His work can now be found in a great number of collections
throughout the world, including the Royal Collection at
Windsor, as well as in the capital city collections of each
state of Australia. There were several publications of his
works including a book, World War II paintings and drawings
(1990), as well as a portfolio of lithographs, Old Mining
Towns of Australia (1984) and a portfolio of linocuts,
Australian Gold and Ghost Towns (1962).
After the war years, Jack did not leave Australia again
until 1973, when he came to England and was able to see the
works of Turner and Rembrandt, the artists he loved the
most, as well as the Boningtons in the Wallace Collection.

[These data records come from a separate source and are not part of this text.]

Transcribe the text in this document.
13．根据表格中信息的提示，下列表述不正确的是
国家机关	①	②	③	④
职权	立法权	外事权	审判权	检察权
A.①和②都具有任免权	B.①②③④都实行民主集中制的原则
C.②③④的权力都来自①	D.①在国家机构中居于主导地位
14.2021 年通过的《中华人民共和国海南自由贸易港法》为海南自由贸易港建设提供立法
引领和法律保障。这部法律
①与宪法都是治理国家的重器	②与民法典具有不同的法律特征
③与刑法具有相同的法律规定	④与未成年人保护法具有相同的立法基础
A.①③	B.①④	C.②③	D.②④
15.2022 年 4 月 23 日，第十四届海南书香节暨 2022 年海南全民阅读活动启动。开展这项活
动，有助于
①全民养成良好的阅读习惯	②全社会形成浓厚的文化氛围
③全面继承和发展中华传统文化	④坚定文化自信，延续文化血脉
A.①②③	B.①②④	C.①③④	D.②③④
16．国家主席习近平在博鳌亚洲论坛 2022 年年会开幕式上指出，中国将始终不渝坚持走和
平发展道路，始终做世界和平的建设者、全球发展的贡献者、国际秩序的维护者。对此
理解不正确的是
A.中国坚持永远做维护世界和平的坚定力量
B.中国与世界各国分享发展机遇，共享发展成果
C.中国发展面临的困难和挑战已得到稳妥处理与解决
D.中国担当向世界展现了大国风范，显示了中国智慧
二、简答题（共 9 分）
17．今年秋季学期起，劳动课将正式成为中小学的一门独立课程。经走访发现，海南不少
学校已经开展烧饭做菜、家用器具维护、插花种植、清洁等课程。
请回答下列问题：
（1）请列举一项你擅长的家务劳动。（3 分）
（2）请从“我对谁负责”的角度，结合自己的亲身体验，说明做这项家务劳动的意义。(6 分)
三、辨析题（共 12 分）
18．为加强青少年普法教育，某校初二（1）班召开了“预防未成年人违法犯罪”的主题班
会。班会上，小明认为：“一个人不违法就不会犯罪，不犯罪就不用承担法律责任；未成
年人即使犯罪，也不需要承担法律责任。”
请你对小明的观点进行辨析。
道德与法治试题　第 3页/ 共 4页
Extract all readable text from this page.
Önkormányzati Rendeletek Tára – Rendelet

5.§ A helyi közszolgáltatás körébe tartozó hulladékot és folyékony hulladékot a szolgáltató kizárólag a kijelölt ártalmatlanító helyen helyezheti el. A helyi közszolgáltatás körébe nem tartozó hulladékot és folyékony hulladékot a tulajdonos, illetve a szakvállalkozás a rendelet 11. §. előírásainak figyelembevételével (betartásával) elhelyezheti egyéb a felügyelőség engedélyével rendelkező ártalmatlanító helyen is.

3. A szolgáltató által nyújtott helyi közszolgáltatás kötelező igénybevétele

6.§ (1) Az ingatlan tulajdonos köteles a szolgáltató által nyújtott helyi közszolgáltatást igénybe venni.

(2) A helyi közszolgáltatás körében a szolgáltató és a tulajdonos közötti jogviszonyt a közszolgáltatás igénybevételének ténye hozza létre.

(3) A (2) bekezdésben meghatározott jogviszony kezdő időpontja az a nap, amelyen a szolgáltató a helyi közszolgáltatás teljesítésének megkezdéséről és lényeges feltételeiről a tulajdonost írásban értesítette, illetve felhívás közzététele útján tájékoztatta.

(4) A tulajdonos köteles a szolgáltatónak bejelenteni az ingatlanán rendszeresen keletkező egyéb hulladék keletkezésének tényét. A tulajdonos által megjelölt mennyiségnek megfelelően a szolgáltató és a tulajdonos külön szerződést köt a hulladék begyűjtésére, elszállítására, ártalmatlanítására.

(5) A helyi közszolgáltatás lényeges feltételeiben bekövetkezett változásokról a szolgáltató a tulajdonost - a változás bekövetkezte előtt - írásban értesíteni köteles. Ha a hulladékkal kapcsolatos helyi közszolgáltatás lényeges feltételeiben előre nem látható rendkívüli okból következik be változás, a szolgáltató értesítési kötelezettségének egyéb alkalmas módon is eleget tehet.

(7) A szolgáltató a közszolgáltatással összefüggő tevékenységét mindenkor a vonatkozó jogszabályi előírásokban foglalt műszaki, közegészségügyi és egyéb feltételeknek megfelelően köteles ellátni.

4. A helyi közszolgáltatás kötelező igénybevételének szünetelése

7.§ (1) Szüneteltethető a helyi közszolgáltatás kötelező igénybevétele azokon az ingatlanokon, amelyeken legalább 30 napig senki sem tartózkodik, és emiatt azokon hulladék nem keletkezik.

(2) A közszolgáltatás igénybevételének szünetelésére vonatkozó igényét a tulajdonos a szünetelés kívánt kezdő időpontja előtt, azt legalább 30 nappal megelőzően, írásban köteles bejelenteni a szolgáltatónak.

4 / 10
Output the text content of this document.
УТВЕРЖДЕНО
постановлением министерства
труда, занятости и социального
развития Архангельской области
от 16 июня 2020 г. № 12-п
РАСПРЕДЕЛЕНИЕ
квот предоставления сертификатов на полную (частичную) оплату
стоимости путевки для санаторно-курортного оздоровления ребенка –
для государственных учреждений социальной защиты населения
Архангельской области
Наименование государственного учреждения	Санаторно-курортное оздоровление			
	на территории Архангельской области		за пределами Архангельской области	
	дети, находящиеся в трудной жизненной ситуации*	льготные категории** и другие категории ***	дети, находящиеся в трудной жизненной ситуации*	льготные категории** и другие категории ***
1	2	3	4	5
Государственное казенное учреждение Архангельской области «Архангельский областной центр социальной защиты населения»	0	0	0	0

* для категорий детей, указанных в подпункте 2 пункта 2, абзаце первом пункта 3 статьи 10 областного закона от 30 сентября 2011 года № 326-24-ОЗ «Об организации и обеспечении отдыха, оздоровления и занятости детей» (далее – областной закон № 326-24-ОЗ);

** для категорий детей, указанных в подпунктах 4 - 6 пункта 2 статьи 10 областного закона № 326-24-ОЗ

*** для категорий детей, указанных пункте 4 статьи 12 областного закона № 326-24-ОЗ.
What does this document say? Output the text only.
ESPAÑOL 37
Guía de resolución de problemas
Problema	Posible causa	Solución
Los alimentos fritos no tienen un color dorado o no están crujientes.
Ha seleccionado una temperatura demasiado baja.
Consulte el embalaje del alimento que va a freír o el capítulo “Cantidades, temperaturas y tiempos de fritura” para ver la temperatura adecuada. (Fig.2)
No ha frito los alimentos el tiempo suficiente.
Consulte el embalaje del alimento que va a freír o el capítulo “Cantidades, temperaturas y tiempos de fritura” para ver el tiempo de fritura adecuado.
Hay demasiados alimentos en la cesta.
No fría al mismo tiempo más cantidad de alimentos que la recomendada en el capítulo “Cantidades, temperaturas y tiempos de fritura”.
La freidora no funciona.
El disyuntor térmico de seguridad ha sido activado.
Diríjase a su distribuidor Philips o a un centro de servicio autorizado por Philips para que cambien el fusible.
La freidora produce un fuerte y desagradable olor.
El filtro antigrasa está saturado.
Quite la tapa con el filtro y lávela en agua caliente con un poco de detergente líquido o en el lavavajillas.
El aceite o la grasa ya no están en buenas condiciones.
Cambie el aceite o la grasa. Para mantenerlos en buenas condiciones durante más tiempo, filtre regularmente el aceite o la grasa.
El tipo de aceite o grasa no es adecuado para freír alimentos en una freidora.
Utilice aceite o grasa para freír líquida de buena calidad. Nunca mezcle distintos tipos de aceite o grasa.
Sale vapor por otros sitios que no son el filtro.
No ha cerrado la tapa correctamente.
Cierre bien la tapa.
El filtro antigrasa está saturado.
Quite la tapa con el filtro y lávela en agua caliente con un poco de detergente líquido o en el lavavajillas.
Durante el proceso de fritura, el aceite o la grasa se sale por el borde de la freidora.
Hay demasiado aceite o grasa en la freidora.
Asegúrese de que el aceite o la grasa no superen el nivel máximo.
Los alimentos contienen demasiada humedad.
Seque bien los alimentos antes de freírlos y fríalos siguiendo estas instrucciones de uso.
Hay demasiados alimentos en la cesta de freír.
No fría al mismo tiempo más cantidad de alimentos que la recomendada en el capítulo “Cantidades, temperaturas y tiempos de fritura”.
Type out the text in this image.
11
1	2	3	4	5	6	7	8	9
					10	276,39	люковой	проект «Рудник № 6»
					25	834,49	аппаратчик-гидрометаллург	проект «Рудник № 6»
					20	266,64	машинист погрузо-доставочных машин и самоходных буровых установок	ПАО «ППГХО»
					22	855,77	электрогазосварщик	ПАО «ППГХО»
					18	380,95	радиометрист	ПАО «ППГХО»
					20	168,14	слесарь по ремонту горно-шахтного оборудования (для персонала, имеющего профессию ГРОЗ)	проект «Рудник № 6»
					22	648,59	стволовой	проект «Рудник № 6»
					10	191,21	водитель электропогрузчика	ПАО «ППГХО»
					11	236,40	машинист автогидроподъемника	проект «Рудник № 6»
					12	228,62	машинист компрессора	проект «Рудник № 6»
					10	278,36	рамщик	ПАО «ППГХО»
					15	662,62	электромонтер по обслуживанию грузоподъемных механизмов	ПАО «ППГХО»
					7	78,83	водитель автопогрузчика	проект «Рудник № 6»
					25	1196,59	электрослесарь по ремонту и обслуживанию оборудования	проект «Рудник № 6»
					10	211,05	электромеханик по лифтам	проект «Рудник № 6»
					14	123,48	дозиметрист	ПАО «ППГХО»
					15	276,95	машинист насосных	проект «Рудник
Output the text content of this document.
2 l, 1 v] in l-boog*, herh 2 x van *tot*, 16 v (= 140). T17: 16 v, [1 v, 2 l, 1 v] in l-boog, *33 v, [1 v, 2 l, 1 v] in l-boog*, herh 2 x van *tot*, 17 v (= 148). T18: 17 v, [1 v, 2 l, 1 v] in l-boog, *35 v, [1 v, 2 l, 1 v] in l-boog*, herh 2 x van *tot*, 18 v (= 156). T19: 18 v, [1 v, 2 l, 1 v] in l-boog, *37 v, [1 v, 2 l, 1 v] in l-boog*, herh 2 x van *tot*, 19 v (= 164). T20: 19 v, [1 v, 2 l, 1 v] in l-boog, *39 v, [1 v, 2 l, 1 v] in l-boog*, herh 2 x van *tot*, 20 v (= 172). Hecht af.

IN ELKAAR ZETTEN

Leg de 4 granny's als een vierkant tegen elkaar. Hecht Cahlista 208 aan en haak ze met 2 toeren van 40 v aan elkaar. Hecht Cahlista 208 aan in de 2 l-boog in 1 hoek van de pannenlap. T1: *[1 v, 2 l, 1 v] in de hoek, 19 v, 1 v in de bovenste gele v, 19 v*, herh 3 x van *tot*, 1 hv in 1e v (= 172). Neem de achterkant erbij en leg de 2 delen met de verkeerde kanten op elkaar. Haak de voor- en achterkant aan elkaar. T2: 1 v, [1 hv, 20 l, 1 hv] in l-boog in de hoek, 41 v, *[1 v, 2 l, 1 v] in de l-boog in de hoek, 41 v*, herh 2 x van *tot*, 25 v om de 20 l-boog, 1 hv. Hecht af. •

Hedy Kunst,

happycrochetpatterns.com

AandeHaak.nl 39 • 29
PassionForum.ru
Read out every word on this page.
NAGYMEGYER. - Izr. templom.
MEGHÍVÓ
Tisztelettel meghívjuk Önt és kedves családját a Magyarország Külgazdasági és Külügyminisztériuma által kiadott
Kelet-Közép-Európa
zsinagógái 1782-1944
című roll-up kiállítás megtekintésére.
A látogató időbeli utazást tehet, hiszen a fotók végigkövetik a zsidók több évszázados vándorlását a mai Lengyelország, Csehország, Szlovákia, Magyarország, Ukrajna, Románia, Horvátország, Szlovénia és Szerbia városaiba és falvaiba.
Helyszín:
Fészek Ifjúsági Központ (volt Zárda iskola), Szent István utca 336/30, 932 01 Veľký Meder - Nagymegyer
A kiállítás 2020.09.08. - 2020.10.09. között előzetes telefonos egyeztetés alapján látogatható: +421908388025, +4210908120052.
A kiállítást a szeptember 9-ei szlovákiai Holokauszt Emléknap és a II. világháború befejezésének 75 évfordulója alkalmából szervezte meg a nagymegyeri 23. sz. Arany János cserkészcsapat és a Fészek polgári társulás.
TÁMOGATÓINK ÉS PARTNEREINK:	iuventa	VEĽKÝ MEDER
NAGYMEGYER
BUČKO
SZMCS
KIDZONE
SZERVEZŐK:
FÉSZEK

Thereafter he came regularly to Europe where he took
pleasure in painting its castles and cathedrals.
Within the past few weeks Ken Jack had had a highly
successful exhibition at the Greythorn Gallery in Melbourne.
He was still checking proofs for a new book of his drawings
while in his hospital bed shortly before his death from
cancer.
Kenneth William David Jack, artist: born Melbourne, Victoria
5 October 1924; MBE 1982; AM 1987; married 1950 Betty Dyer
(one son, two daughters); died Melbourne 10 June 2006.